Хоть от обоих мужчин и веяло властью и силой, но ведущим был высокий, черноволосый, окутанный в черные одеяния. Поправляя одежды, он слушал приглушенную звуком воды речь рыжеволосого.

– Если какую деревню и оставлять без святодрева, то тут и думать нечего – Лужу! Они живут посреди озера, подход к деревне один – перешеек земляной, и он защищен святодревами, а с воды умертвия не лезли испокон веков. Да и бригады работают там постоянно, вырубая поросль вокруг, так что лес они откинули шагов на сто от озера. Куда им еще святодрев? Так ли думаешь, Врон? – обратился он, смотря на сухое, покрытое морщинами, но в то же время отражающее силу и непоколебимость лицо.

– А как же Гряда, Гриммар? – задал Врон вопрос, присаживаясь и окуная в озерце руки. – Там камень вокруг и деревья такие огромные, как в Пятачке или какой другой деревне, не растут.

– Верно, – кивнул Гриммар, выставив перед собой топор и опершись на древко обеими руками, – но все же растут. Мне докладывали, что в Гряде умертвий более стало, трех лесорубов за полгода осушили и одного горняка. Говорят, мол, ночью забралось в одну из шахт, а когда мужики пошли камень добывать, то одного и выцепила тварь. После умертвие огнем выжгли, благо была пещера новая и ответвлений не имела, а то так бы кровосос наворотил дел. Вот и нужно еще посадить святодрев рядом с шахтами, чтобы уродцы не лезли внутрь и мужиков не жрали.

– Пусть так, – омывая длинные пальцы рук в холодной воде, произнес Врон, – одно в Гряду, другое ты предложил в Черноземку, ибо поля расширять нужно, третье в Болотницу, так как леса там густые и вырубать не успевают… Хорошо, ну а четверное куда? В Пятачке предлагаешь оставить?

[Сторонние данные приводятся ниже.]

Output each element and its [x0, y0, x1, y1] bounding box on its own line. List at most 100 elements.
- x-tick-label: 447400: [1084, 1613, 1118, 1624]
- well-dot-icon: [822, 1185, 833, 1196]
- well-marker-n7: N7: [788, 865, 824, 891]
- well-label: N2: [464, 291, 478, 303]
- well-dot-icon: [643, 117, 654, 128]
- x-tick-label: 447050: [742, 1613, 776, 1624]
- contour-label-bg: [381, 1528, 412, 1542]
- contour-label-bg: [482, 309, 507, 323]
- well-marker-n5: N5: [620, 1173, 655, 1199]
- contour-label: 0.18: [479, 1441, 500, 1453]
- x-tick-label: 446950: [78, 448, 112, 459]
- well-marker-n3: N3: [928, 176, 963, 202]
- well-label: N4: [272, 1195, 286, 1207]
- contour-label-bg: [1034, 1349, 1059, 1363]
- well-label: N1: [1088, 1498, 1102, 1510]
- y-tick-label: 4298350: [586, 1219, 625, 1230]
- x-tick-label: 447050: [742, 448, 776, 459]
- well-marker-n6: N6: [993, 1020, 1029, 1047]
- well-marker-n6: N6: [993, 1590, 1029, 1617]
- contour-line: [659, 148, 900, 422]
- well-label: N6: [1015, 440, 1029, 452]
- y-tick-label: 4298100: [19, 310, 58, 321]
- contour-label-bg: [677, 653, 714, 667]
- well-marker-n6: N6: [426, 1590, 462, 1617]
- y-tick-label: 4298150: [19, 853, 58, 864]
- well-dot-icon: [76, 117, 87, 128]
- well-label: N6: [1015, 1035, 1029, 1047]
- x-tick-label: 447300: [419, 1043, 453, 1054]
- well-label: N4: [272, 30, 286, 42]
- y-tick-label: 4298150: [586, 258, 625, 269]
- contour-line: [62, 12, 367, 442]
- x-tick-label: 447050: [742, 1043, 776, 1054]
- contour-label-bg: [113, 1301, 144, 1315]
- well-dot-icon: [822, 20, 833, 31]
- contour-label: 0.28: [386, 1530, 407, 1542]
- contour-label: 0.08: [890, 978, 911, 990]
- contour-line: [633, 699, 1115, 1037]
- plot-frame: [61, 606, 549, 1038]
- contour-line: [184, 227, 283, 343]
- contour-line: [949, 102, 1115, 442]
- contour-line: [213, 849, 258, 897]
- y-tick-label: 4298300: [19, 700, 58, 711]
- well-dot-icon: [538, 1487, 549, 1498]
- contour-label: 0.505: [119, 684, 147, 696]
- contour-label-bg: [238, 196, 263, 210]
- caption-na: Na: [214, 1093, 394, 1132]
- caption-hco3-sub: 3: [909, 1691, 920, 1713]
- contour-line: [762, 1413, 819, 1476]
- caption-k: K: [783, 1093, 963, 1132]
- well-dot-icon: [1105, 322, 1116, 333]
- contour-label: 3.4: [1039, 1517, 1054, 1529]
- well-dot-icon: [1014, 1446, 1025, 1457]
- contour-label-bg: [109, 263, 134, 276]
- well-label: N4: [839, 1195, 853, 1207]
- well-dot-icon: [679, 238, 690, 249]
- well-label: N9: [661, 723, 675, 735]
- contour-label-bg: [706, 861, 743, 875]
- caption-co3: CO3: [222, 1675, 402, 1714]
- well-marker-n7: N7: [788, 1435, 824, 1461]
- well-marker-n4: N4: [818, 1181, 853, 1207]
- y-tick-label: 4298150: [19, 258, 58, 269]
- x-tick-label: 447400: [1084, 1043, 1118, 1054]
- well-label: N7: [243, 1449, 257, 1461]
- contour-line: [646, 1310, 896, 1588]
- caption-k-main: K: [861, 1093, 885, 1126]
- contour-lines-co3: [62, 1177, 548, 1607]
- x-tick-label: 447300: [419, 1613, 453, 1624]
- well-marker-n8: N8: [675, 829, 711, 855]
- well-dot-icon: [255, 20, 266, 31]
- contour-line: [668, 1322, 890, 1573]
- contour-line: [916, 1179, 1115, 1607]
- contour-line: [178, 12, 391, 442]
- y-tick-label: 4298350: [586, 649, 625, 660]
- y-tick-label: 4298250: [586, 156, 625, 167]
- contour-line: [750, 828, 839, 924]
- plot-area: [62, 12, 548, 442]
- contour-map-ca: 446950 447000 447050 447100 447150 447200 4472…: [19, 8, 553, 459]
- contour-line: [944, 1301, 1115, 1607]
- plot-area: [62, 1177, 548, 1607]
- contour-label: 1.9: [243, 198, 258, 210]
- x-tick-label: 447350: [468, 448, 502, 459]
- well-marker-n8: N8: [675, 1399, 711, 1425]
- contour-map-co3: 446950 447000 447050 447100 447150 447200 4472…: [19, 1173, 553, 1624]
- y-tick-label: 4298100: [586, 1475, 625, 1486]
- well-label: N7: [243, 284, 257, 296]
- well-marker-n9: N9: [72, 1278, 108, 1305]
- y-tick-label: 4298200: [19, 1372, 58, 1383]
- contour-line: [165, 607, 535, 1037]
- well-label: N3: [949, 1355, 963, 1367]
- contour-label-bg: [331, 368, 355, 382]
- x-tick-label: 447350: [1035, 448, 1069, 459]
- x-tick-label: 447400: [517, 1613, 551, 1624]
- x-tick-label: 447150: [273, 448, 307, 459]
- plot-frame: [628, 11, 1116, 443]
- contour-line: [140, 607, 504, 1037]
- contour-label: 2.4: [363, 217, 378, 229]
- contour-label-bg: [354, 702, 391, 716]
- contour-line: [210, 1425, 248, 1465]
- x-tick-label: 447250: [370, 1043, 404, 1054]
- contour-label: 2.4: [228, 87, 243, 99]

– А четвертое, – начал было Гримар уверенно, но на секунду замялся, поглаживая рыжую бороду рукой, – а четвертое можно к «Дохлому Кровососу»…

– К «Дохлому Кровососу»? – поднялся на ноги Врон, и вопрос его прозвучал подобно звону стали. – К трактиру предлагаешь святодрев поставить, верно я тебя понял, Гриммар?

Гриммар же вновь поставил руки на древко неразлучного с ним топора, помедлил чуть, собираясь с мыслями, и ответил, смотря в орлиное лицо напротив:

– Верно, Врон, именно туда и предлагаю. Не смотри на меня так, я знаю, что тебе и само существование трактира не по душе, но каждый лесоруб считает пень этот местом отдыха, а ты знаешь, что работа у нас не простая… Иной раз вино да пиво куда более лучший помощник, нежели прославления святого Ишки.

– И это ты говоришь в священный праздник, находясь в самих чертогах храма? взирая на Гриммара, переспросил Врон. – Говоришь, что вино – больший друг, нежели святость, которая нам дарована Ишкой?